Influential Fed Governor Expects More Interest Rate Cuts: 'Further Reductions Will Be Appropriate'
Christopher Waller says that inflation is slowing to the target that Fed officials seek
An influential member of the Federal Reserve's board of governors thinks that inflation remains headed in the right direction and interest rate cuts should continue in 2025.
Christopher Waller made that point during a speech in France on Wednesday.
He said that the U.S. economy is "on a solid footing" with real gross domestic product (GDP) growth above 2 percent for eight of the last nine quarters. He says it is expected to show grow above 2 percent in the fourth quarter of 2024 when those figures are released.
But he says the labor market has softened.
Waller said it appears that higher interest rates have helped control inflation even though progress appears to have stalled in the final months of 2024.

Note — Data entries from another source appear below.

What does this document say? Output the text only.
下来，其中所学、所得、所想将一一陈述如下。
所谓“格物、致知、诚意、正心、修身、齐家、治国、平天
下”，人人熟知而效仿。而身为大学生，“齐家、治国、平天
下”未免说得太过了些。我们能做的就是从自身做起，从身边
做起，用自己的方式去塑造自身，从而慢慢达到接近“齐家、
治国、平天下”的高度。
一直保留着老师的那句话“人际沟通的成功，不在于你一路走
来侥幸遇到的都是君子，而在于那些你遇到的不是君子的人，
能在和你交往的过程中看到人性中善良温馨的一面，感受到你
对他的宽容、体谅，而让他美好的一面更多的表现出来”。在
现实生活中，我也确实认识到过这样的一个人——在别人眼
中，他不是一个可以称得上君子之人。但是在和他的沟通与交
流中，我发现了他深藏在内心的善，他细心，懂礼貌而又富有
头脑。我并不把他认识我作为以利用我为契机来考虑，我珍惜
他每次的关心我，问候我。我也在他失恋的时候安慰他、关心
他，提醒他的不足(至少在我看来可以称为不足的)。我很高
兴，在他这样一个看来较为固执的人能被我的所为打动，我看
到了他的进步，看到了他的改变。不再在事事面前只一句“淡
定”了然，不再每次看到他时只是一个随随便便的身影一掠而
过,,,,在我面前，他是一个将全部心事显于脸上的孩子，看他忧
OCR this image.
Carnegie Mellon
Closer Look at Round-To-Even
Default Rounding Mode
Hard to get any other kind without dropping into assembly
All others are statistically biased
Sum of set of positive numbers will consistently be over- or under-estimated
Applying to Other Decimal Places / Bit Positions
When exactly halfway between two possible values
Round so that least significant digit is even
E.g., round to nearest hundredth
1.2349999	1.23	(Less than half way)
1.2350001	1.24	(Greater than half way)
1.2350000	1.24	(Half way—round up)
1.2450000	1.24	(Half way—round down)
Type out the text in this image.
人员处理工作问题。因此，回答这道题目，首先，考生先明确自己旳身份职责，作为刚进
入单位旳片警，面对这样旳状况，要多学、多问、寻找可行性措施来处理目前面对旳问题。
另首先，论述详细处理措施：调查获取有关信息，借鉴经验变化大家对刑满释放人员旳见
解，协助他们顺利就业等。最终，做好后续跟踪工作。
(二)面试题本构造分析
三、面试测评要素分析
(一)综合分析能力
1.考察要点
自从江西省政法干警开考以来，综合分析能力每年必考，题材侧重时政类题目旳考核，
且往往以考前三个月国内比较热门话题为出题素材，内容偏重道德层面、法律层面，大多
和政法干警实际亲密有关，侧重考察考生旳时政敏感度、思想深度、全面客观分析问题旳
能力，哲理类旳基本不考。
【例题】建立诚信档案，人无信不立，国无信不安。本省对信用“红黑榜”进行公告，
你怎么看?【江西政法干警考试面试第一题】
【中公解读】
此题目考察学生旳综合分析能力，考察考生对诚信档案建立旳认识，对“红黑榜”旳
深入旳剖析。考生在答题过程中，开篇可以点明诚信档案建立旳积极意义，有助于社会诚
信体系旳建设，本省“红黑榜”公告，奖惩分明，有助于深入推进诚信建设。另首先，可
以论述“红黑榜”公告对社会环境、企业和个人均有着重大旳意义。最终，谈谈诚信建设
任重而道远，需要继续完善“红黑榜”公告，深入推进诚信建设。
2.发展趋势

Inflation was at 2.8 percent for the 12 months ending in November. That's only down slightly from 3.2 percent a year earlier.
"This minimal further progress has led to calls to slow or stop reducing the policy rate," Waller said. "However, I believe that inflation will continue to make progress toward our 2 percent goal over the medium term and that further reductions will be appropriate."
He says despite short-term fluctuations, a longer-term look at price changes shows a continuing trend of reduced price increases.
Waller also noted the reading for November came in much lower than expected and said inflation in 2024 was largely been driven by increases in housing services and nonmarket services, which are estimated rather than directly observed.
He noted that higher inflation readings from early in 2024 will begin to drop out of inflation numbers in January.
"This should result in a significant step-down in the 12-month inflation numbers through March," Waller said.
He did warn of potential headwinds including global conflicts and a possible tariff war.
But Waller said, "Tariffs do not have a significant or persistent effect on inflation, they are unlikely to affect my view of appropriate monetary policy."